Un détournement de la pensée.

Il s'agit en fait de disparaître, de réaliser que l'émetteur n'a aucune importance, il n'y a aucun objectif à tenir, autre que la transmission d'un message. L'émetteur ne prend pas vie à travers le message qu'il délivre. Ça serait un détournement irrespectueux au regard des idées. C'est bien en cela que les hommes politiques sont si méprisables, que les animateurs sont si présomptueux, si nombrilistes. Ils ne parlent pas en fait, ils se construisent une statue.

Réaliser que nous n'avons pas de tête, c'est donner la pleine puissance au message. La pleine conscience.

J'ai déjà éprouvé cet effacement mais je ne m'y arrêtais pas, je le laissais s'étendre sans le comprendre. Avec mes élèves, avec la femme que j'aime, avec mes enfants, quand je leur racontais des histoires en montagne.

Quand on dit de quelqu'un "qu'il s'écoute parler", il convient de s'en aller. Si je l'écoute, je l'enferme dans un état hallucinogène. Il prend vie à travers l'attention que je lui porte. Alors qu'il n'y a que ce qu'il dit qui devrait compter. Mais celui-là ne dit rien justement. Puisqu'il se parle à lui-même dans une chorégraphie narcissique. C'est là que l'amour meurt. Lorsque l'échange proposé n'est plus qu'un étendard.

On devrait parler aux gens en fermant les yeux.

Disparaître à soi-même en ne recevant plus aucun regard.

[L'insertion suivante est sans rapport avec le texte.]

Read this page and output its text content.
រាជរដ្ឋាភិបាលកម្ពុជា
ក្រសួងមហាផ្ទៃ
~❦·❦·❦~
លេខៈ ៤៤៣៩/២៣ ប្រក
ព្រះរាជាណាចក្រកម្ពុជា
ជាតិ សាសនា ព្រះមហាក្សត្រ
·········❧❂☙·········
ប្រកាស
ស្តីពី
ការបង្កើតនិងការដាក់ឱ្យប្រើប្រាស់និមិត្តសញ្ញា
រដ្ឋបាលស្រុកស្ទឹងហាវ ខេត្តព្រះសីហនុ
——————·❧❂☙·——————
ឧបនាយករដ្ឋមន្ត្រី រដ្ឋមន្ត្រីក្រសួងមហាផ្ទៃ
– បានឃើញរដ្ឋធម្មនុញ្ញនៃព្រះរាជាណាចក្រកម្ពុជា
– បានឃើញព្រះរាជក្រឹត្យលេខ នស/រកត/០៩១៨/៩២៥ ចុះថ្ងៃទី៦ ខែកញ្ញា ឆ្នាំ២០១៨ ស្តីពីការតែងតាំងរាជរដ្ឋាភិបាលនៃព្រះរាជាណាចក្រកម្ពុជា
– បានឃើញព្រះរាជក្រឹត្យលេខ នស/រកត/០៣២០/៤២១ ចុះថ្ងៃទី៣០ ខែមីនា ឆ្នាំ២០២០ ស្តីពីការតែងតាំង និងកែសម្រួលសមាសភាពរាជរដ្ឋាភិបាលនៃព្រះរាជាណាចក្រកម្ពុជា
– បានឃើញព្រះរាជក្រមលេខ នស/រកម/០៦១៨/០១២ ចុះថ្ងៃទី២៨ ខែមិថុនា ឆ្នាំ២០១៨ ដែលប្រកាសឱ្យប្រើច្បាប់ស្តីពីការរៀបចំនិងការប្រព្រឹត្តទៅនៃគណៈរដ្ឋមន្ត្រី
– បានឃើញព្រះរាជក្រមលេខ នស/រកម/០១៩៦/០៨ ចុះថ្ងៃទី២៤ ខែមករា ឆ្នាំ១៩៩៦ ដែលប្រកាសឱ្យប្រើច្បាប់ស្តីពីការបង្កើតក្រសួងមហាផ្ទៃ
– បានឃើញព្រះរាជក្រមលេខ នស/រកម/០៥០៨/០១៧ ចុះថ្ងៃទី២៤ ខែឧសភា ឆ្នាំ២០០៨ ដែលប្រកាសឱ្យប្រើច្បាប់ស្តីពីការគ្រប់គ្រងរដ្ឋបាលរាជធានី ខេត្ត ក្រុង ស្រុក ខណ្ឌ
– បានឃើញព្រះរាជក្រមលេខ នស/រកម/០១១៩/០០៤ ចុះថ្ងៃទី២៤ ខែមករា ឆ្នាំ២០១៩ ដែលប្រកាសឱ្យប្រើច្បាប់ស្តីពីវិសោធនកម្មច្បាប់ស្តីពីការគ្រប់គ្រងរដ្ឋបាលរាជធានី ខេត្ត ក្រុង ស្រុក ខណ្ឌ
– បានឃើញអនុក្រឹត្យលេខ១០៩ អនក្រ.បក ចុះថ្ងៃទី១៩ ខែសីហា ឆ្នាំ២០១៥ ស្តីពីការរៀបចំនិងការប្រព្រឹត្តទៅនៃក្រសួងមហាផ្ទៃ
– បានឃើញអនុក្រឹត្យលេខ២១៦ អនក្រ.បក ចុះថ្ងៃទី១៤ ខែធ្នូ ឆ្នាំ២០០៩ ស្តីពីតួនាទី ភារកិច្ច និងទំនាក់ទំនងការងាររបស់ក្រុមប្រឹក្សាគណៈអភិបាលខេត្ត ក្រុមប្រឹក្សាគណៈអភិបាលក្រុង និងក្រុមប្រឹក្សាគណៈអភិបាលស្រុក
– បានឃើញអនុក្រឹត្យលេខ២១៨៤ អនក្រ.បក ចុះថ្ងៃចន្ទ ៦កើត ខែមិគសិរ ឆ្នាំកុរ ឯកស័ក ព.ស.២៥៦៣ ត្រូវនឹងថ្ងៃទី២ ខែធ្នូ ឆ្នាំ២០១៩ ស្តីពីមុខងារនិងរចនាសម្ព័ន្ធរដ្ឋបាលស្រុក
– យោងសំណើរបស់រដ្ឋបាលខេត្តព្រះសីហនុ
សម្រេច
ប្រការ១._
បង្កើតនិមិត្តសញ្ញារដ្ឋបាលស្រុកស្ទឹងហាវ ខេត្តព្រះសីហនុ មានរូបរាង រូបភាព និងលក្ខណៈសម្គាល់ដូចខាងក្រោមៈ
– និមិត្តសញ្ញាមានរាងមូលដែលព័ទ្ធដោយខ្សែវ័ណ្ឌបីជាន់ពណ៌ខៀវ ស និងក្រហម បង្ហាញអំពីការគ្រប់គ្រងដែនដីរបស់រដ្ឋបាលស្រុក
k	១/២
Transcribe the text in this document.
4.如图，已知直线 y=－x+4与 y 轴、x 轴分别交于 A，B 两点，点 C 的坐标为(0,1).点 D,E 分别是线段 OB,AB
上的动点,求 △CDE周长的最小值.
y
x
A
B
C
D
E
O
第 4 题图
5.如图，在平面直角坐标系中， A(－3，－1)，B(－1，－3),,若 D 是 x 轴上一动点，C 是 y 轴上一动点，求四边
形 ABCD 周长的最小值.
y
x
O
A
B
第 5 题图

Plonger intégralement dans la pensée.

Perdre la tête pour trouver le sens.

C'est à l'écriture aussi que je dois cette prise de conscience. Ces milliers d'heures à écrire, à rester ancré dans la pensée. L'ordinateur ne me regarde pas...Il ne me renvoie aucune image. L'écriture efface l'identité ou alors, il s'agirait d'une écriture embrigadée. Celle des discours politiques par exemple. On sait très bien qu'ils ne parlent que pour se donner forme. Les idées en elles-mêmes n’ont aucune importance et c’est bien pour cela qu’ils sont capables de dire tout et son contraire en un temps record. L’objectif étant de ramper dans le sens du courant…

L’écriture ne doit même pas être dirigée vers un receveur. Au risque de ne plus être libre de s’étendre.

J’en viens désormais à parler sans attacher d’importance à la personne avec laquelle je parle. Pas s’il s’agit de la boulangère avec laquelle, les échanges sont de l’ordre du social.

Mais ces échanges d’âmes, ces partages qui sont du domaine spirituel, existentiel, ceux qui pulvérisent les enceintes.

Je sais que certains interlocuteurs sont capables de le vivre sereinement, de ressentir l’amour proposé et non un sentiment de mépris ou d’indifférence.

Je veux parler sans être reconnu, sans y puiser la moindre importance, je veux juste que les mots s’envolent de moi et ruissellent dans l’autre et que ce flot nous accueille dans un bain lumineux… C’est l’Amour ressenti qui importe. Pas les gens qui le diffusent.

C’est peut-être ça le détachement ultime.

J’ai ressenti cet effacement d’une manière très forte ces derniers jours. Peut-être les effets de la méditation de pleine conscience que Nathalie Hannhart enseigne. Je ne sais pas et je ne cherche pas vraiment à comprendre.

Je briserais l’écrin si je voulais en extraire le diamant.